White also recently organized the Cinema Department’s presentation of the film “WR: Mysteries of the Organism,” directed by Dušan Makavejev in 1971. At the screening, White unveiled a version of an “Orgone Energy Accumulator,” a device designed in 1940 by Wilhelm Reich as “a kind of fallout shelter against rising fascism.” White spoke about the device’s history as a political and ideological symbol. The Accumulator was built by Peggy Ahwesh, Keith Sanborn, Soyoung Yoon and White in the studios of the Cinema Department where it is still available for all in the Binghamton community to explore and engage with.

Along with his own projects, White served as an editor of two books about the living artists Carolee Schneemann and Michael Snow, where he organized critical perspectives on the artists’ work. Additionally, he edits the Millennium Film Journal, a selective bi-annual collection of cinema criticism, history and theory.

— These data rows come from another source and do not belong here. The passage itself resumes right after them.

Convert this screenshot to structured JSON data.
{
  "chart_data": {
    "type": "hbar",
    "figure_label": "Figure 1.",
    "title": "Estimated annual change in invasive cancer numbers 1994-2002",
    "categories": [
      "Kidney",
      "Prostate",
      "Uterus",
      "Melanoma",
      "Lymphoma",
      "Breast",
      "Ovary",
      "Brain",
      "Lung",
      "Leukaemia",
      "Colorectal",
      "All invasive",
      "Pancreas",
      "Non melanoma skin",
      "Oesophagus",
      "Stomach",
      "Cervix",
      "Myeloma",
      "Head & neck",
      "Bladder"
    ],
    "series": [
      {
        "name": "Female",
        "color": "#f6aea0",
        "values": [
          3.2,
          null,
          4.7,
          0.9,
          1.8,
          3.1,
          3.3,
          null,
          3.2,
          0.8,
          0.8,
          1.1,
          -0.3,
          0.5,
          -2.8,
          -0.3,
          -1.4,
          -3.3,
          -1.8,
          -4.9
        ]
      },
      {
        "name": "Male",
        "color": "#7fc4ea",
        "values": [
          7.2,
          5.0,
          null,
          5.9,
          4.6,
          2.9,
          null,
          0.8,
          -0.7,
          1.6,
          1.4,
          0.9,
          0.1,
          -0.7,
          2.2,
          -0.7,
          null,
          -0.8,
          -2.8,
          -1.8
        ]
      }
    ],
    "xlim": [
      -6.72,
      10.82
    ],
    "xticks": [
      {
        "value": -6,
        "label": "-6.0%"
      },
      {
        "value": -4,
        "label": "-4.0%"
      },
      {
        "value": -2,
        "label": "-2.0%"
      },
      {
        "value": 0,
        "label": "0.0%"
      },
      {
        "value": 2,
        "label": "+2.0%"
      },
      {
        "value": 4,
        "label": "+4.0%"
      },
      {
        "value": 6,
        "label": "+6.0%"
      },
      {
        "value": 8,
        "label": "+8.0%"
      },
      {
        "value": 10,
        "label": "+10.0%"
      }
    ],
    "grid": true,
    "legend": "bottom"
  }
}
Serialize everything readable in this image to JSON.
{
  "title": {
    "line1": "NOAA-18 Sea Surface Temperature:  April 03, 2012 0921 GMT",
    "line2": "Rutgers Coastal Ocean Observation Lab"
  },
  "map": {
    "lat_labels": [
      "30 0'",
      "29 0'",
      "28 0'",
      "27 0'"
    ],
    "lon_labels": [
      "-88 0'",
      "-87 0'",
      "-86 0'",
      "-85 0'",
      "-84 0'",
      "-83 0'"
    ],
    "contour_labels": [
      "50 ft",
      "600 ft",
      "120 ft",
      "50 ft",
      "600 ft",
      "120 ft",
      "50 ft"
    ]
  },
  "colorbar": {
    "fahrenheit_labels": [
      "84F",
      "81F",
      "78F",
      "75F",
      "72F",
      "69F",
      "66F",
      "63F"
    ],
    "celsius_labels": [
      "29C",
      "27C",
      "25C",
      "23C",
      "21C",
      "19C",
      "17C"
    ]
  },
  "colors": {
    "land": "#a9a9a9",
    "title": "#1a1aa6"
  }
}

“As a writer and as a scholar I see a certain responsibility to participate in creating opportunities for my colleagues and fellow researchers,” White said. “And I see my work as an editor at the Millennium Film Journal and also editor of books such as ‘Carolee Schneemann: Unforgivable’ and ‘Michael Snow: October File’ as contributions to the dialogue, to the larger conversations of my community.”

White feels that his field can be shaped through educating the next generation of cinema students while listening to their processes and learning along with them to expand their “critical vocabulary and constructive dialogue.” He hopes that through experimental cinema, and the critical eyes that perceive it, new insights into our humanity and the ways we navigate our lives will come to light.

“My efforts in learning through making continue to inform how I organize my courses and how I conduct my teaching. I try to explicate, to open up how an artist makes a work, and through learning about their process, I think we all can perhaps be more sensitive and more aware of how our world is made.”